How is this world, who does not know God, going to come to know God? What is going to be a primary witness to this world that Jesus is really real? How is the world going to come to know that he is really God? The Bible is full of miracles; miraculous healings, casting out demons, resurrection from the dead. But Jesus leaves all of that out in this passage. He prays for the oneness, the unity of his people as a witness to the world that he’s real! V. 21, “so that the world may believe that you sent me.” V. 23, “so that the world may know that your sent me and loved them even as you loved me.” This unity is the evidence to the world that Jesus is real. The church’s most powerful witness to the world that Jesus is real is not signs and wonders like miraculous healings. The witness is miraculous. The witness is supernatural. It’s the supernatural life of God’s people united in beautiful diverse community.
Listen. To refuse to pursue unity in diversity as a redeemed people is to fundamentally neglect what it means for us to be the image of God. It is to neglect a fundamental aspect of the church’s witness in the world. The world should look at the church in wonder and amazement, asking, “How did that happen? How did those people with such differences come together and commit to staying together in spite of the difficulty?”
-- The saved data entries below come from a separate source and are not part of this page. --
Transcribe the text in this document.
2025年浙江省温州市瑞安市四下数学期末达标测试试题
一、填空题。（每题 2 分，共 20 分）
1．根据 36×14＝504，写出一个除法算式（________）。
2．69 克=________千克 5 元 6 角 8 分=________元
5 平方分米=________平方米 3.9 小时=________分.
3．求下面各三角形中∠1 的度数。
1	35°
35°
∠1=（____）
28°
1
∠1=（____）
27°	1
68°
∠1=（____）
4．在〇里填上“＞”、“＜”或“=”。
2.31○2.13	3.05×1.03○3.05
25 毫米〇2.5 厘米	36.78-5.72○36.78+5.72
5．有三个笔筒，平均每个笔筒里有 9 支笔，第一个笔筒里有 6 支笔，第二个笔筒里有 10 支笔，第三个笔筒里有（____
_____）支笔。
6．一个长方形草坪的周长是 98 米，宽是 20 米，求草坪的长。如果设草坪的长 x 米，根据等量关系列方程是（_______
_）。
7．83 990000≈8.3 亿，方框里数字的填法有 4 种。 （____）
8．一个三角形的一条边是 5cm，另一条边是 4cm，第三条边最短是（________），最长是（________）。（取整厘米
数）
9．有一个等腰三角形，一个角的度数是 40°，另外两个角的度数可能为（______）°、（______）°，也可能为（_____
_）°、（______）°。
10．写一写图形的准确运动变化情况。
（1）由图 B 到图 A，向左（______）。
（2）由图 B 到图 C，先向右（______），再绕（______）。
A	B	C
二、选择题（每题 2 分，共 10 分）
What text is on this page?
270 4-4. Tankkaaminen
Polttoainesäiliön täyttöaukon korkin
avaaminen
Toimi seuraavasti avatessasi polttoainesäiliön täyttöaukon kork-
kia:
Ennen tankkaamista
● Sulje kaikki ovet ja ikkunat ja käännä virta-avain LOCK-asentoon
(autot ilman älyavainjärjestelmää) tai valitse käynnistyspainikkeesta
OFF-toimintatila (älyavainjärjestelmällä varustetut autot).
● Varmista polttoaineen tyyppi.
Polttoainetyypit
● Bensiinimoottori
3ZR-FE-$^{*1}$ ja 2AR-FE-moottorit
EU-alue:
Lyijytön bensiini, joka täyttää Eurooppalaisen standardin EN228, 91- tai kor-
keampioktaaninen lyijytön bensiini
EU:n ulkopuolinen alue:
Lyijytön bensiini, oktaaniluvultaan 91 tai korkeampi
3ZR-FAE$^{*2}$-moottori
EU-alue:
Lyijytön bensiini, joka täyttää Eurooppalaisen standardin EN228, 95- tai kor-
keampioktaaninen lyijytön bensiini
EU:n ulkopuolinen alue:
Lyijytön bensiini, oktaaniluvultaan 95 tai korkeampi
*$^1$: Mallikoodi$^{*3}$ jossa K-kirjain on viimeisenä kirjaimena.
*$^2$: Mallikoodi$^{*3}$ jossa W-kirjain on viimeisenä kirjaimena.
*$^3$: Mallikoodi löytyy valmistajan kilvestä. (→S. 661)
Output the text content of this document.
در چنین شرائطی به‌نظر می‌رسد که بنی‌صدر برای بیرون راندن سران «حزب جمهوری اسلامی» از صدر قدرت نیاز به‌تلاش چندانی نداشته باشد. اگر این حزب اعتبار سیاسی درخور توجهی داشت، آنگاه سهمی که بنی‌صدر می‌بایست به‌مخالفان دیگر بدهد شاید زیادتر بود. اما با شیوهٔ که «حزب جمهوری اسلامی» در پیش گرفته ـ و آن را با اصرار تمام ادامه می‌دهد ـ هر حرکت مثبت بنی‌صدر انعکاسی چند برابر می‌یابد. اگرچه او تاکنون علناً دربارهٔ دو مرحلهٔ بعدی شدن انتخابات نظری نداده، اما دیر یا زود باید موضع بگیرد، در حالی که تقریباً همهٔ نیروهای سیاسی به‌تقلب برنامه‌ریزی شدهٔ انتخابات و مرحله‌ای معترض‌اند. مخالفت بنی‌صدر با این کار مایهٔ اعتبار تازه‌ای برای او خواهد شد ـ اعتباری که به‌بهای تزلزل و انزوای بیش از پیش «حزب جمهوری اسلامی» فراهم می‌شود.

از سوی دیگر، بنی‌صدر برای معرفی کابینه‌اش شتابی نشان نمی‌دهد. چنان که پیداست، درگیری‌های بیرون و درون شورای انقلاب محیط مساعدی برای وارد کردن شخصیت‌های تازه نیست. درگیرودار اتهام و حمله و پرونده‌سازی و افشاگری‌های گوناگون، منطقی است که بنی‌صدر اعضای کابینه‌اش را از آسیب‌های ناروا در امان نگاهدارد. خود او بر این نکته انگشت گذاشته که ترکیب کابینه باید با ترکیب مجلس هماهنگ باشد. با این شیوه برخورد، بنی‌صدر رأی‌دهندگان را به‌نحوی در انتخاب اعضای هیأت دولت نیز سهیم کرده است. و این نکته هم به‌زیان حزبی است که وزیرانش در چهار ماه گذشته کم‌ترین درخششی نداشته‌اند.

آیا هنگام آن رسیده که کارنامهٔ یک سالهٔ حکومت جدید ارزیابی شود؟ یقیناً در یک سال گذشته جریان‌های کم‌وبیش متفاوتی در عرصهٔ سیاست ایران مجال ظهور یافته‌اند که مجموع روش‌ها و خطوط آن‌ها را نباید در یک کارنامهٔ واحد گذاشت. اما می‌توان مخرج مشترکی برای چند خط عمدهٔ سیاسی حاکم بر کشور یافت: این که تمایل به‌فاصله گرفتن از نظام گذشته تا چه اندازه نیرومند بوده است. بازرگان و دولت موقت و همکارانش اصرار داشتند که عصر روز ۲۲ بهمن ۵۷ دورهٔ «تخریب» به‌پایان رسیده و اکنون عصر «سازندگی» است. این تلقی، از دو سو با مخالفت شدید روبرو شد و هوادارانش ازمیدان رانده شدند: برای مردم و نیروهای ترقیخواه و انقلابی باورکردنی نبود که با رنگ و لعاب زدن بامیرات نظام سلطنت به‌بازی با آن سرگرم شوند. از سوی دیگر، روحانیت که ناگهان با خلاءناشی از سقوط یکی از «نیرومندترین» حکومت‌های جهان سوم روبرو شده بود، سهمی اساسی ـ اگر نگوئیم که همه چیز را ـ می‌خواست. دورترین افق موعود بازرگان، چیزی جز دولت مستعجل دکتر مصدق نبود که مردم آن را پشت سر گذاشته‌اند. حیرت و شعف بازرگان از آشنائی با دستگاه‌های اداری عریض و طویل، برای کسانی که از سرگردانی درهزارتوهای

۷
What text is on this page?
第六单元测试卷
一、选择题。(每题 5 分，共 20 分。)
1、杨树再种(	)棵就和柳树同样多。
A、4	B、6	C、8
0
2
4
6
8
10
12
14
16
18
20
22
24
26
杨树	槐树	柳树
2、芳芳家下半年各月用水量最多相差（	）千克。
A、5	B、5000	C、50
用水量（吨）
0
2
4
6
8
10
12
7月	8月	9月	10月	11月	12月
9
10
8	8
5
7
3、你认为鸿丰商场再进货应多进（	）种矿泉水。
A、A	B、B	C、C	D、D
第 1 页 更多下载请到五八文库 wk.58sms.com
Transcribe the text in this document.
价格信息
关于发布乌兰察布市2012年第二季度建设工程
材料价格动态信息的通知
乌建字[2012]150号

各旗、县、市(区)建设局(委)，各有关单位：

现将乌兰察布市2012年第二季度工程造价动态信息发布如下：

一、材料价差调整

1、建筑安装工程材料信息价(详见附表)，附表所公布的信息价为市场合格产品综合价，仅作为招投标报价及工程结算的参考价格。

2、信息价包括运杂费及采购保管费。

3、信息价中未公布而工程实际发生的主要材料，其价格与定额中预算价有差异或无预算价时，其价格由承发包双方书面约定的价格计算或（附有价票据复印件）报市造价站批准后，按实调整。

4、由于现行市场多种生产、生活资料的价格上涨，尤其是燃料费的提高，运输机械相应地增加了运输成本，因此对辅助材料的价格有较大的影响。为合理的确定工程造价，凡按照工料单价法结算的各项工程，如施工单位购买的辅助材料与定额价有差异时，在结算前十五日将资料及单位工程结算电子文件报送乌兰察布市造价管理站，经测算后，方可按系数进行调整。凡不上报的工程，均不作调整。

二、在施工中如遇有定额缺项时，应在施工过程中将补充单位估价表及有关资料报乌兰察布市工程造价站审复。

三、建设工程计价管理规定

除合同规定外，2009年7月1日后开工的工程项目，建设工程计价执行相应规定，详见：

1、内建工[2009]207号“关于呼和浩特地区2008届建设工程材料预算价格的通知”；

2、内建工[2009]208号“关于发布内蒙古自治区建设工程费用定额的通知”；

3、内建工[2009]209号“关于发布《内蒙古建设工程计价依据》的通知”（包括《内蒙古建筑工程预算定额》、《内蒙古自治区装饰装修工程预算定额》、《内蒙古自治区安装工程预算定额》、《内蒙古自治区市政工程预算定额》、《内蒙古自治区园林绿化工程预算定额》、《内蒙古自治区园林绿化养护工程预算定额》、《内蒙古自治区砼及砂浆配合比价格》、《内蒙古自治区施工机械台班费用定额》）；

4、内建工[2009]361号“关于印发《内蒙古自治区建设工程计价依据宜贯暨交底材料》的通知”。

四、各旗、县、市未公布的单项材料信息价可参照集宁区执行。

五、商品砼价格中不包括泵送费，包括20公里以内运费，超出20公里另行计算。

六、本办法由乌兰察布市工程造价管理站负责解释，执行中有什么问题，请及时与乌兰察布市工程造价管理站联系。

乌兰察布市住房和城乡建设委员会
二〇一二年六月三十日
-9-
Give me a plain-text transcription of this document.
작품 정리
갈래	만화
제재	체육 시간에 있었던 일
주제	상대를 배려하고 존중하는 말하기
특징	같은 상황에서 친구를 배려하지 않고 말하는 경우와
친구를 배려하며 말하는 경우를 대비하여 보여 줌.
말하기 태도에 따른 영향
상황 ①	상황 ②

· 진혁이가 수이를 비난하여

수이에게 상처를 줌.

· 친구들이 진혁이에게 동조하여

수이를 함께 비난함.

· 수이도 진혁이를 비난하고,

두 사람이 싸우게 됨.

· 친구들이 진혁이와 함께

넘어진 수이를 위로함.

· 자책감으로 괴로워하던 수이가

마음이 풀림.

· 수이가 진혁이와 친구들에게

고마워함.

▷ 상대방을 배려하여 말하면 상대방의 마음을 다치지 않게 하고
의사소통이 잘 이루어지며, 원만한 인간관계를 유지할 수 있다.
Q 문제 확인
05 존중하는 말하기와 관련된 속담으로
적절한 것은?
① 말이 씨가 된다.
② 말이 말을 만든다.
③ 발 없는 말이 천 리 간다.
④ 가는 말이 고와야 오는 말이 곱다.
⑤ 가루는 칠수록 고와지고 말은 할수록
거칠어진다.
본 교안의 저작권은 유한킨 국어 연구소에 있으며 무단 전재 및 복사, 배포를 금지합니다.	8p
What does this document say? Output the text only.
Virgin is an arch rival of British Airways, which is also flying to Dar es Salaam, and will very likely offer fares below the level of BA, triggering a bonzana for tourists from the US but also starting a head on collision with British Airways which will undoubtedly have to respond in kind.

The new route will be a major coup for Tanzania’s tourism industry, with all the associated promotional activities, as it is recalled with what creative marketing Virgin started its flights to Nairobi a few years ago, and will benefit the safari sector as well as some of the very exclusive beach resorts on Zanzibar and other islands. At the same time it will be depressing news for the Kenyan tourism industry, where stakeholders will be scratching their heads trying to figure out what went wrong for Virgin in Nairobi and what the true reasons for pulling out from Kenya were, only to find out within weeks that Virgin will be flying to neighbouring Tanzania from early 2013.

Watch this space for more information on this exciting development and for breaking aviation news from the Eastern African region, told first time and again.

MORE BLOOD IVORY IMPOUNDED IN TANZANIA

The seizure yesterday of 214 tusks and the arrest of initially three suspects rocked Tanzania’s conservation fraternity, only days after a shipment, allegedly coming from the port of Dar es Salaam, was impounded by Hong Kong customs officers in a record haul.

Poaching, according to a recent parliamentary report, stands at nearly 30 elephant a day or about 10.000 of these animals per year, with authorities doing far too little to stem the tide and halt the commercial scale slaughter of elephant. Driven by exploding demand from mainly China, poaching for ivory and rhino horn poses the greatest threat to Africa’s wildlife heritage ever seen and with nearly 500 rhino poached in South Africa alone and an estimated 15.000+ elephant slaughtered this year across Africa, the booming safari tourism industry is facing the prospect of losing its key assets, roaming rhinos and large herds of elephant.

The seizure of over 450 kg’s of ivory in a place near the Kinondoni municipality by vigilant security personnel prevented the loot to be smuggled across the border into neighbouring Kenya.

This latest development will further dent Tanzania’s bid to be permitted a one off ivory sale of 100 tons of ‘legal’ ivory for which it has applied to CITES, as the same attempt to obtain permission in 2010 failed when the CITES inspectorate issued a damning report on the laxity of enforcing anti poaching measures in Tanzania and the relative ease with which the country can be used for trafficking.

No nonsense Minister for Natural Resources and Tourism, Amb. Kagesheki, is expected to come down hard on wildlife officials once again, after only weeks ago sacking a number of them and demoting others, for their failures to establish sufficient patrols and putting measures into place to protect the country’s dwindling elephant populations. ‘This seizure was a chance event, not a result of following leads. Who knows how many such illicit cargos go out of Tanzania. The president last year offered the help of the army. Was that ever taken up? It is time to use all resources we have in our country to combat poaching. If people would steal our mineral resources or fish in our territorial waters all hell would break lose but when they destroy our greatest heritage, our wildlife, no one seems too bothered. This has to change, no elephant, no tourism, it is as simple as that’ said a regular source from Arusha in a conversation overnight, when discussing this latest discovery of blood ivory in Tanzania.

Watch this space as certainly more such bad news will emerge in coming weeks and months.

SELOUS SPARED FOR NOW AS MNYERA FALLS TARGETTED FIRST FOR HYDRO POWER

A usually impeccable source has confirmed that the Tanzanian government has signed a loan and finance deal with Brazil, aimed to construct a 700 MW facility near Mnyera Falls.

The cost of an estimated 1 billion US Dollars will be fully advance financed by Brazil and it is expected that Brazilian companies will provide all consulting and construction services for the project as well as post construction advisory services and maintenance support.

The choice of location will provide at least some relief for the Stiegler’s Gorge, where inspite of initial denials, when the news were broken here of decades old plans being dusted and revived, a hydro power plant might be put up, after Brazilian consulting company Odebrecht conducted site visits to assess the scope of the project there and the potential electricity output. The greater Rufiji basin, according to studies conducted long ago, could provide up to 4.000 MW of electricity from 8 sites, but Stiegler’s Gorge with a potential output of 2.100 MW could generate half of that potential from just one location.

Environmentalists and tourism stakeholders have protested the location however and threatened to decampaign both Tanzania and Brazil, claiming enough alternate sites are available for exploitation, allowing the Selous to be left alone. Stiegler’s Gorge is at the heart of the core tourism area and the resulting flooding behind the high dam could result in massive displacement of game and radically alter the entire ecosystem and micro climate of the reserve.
Can I tell you something as I wrap this up? What do you think the Father thinks of Jesus’s prayer here? Do you imagine that God the Father hears this prayer of God the Son and declines the request? Oh no. Quite the opposite. It is the Father’s delight to give the Son the inheritance of a unified people by the reconciling redeeming power of the Spirit. So my encouragement to you is to wade deeply into the waters of pursuing unity in diversity in Jesus’s name. Engage with love and humility the difficult pursuit of intimate communion with people who come from diverse backgrounds, cultures, ethnicities, political positions, economic differences. Black and white, brown and yellow, and red and blue bound together in supernatural love. It’s God’s delight to show of the glory of Jesus Christ and the power of his Spirit in reconciling people across every line of difference.